A careless prompt treats the model as an inert repository; a careful one cultivates a relationship. This relational stance aligns with the hermeneutic ethos: to care about interpretation is to care about Being itself. In the act of prompting, the human reveals his or her own interpretive nature—he or she is never merely seeking data, but always already interpreting the world through dialogue.
Toward a Hermeneutic Ethics of AI Interaction
Applying Heidegger’s hermeneutics to the art of prompting leads to a paradoxical conclusion: the best way to instruct an AI is not to instruct it too much. Instead, one should listen through the act of questioning. The hermeneutic circle reminds us that understanding is iterative; the fusion of horizons shows that meaning arises between participants; and the concept of care teaches that interpretation is an ethical relation, not a technical one.

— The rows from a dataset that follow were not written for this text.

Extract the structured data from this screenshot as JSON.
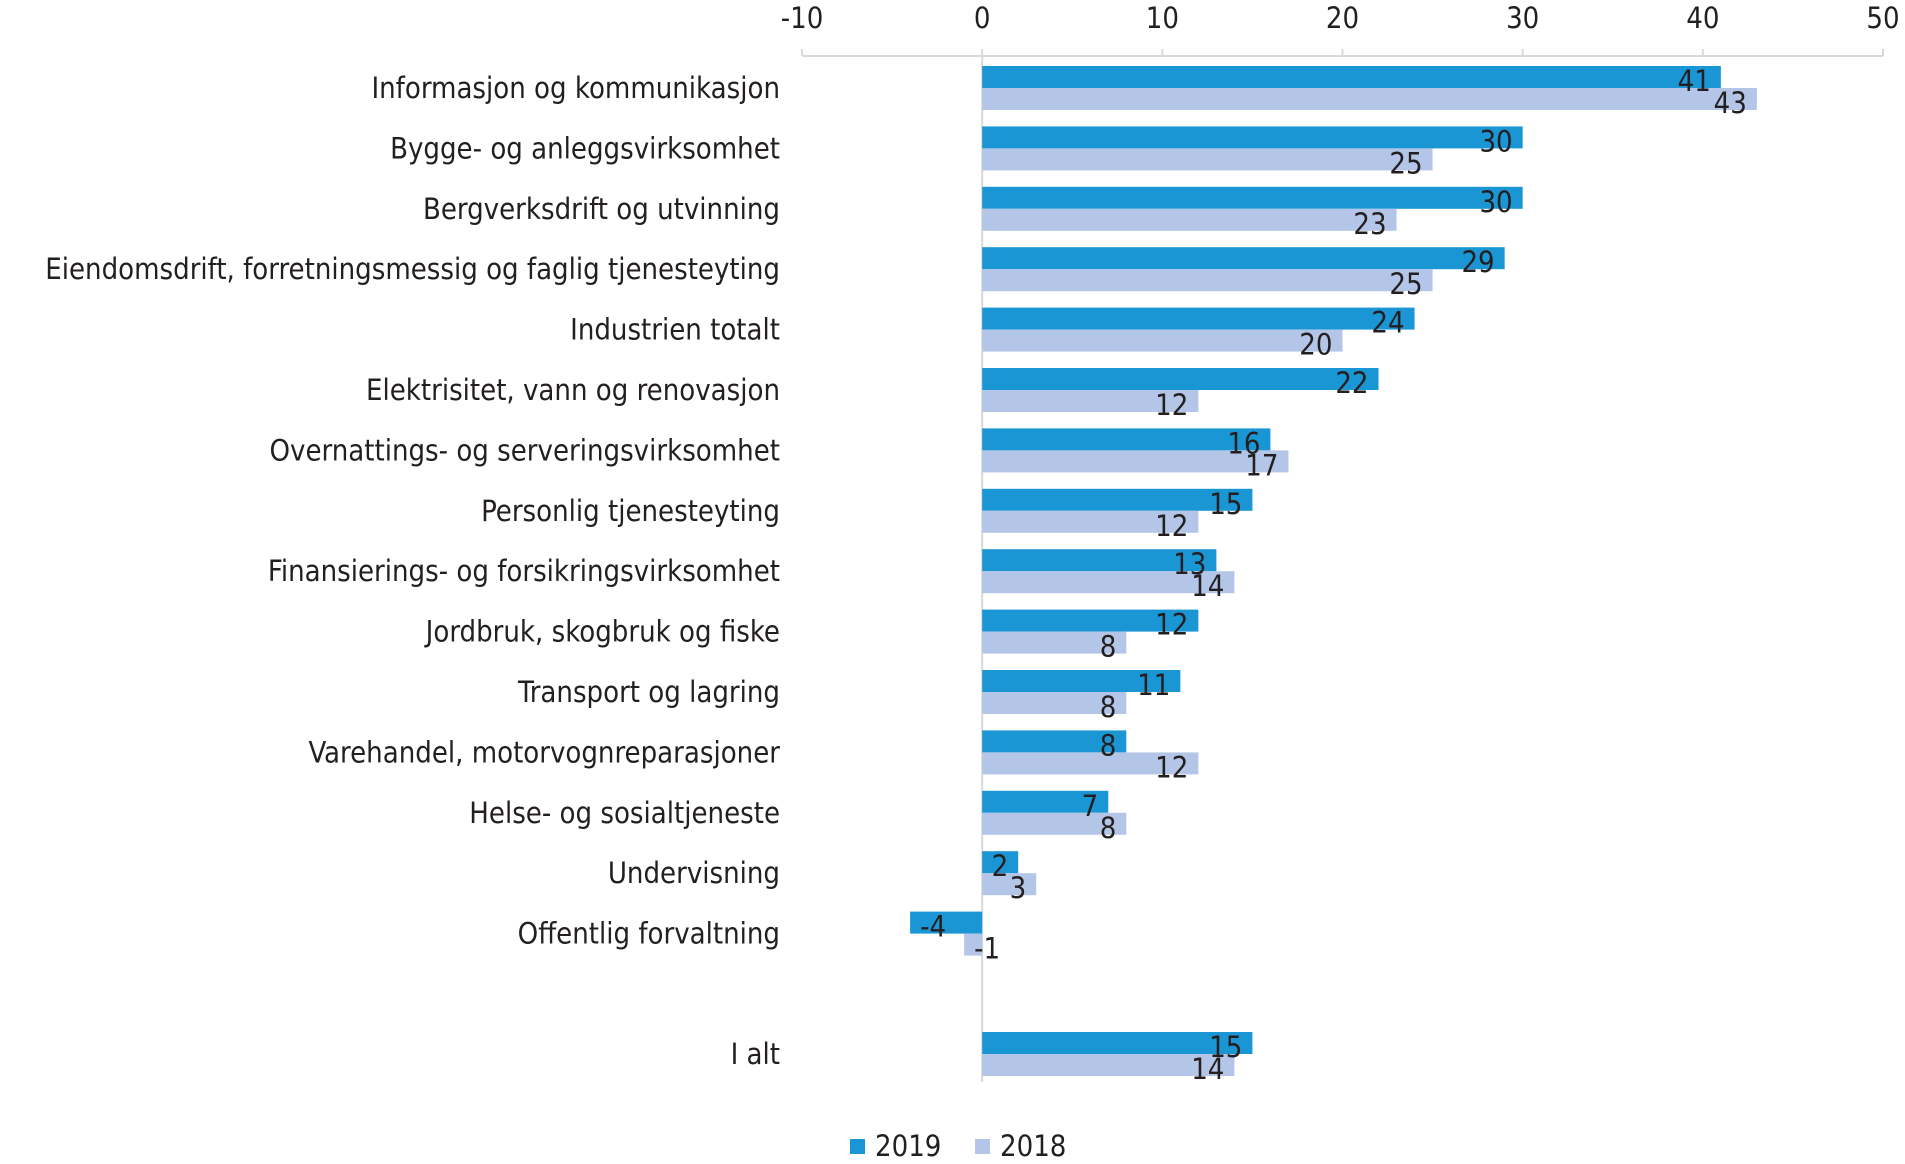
{
  "chart_data": {
    "type": "bar",
    "orientation": "horizontal",
    "title": "",
    "xlabel": "",
    "ylabel": "",
    "xlim": [
      -10,
      50
    ],
    "xticks": [
      "-10",
      "0",
      "10",
      "20",
      "30",
      "40",
      "50"
    ],
    "categories": [
      "Informasjon og kommunikasjon",
      "Bygge- og anleggsvirksomhet",
      "Bergverksdrift og utvinning",
      "Eiendomsdrift, forretningsmessig og faglig tjenesteyting",
      "Industrien totalt",
      "Elektrisitet, vann og renovasjon",
      "Overnattings- og serveringsvirksomhet",
      "Personlig tjenesteyting",
      "Finansierings- og forsikringsvirksomhet",
      "Jordbruk, skogbruk og fiske",
      "Transport og lagring",
      "Varehandel, motorvognreparasjoner",
      "Helse- og sosialtjeneste",
      "Undervisning",
      "Offentlig forvaltning",
      "I alt"
    ],
    "series": [
      {
        "name": "2019",
        "color": "#1b96d4",
        "values": [
          41,
          30,
          30,
          29,
          24,
          22,
          16,
          15,
          13,
          12,
          11,
          8,
          7,
          2,
          -4,
          15
        ]
      },
      {
        "name": "2018",
        "color": "#b3c6e7",
        "values": [
          43,
          25,
          23,
          25,
          20,
          12,
          17,
          12,
          14,
          8,
          8,
          12,
          8,
          3,
          -1,
          14
        ]
      }
    ],
    "grid": false,
    "legend_position": "bottom"
  }
}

In this view, prompting becomes a philosophical practice. To prompt well is to engage in an act of being-with (Mitsein)—a shared dwelling in language between human and machine. It is to approach technology not as a tool to be mastered but as a mirror that reflects humanity’s own interpretive condition. Through hermeneutic prompting, we rediscover what Heidegger called the clearing (Lichtung)—the luminous space in which Being, through language, comes into the open.
From Hermeneutics to Modern Prompt Engineering
If Heidegger’s hermeneutics reveals prompting as a mode of being-with, then modern “prompt engineering” can be understood as the technical expression of this ancient interpretive art. The iterative prompting strategies used by practitioners today—such as refinement, contextual framing, and role definition—are in fact contemporary embodiments of the hermeneutic circle. When a user revises his or her prompt after receiving a response, he or she is engaging in precisely the cyclical process of reinterpretation that Heidegger described: moving from pre-understanding to revelation, and back again.
Chain-of-thought prompting, which encourages a model to “explain its reasoning step by step”, echoes Heidegger’s notion of unconcealment (aletheia). By inviting the AI to articulate the process by which meaning unfolds, the user transforms the hidden workings of language into an open field of disclosure. Similarly, defining a system role (“You are a historian of medieval philosophy,” or “You are an ethical theorist interpreting contemporary technology”) parallels the hermeneutic principle of contextual grounding: understanding always takes place within a world, a horizon of significance. The role thus provides a temporary interpretive world in which both human and AI can dwell together.
Finally, the use of iterative dialogue—asking questions, refining, deepening—corresponds to Heidegger’s description of language as a living conversation rather than a transmission of information. Each new prompt is not merely an input, but a question that reshapes the shared world of understanding. The art of prompting, at its most sophisticated, therefore becomes a practice of listening through language—of entering into a reciprocal hermeneutic relation with a linguistic being that reflects, in algorithmic form, humanity’s own interpretive essence.
In this light, effective prompting is less a technical skill than a philosophical discipline. It requires attentiveness, patience, and care; an openness to what discloses itself; and an awareness that meaning is never produced but always co-created. To prompt an AI model well is to enact Heidegger’s vision of hermeneutics: a continual unfolding of Being through the dialogue of understanding.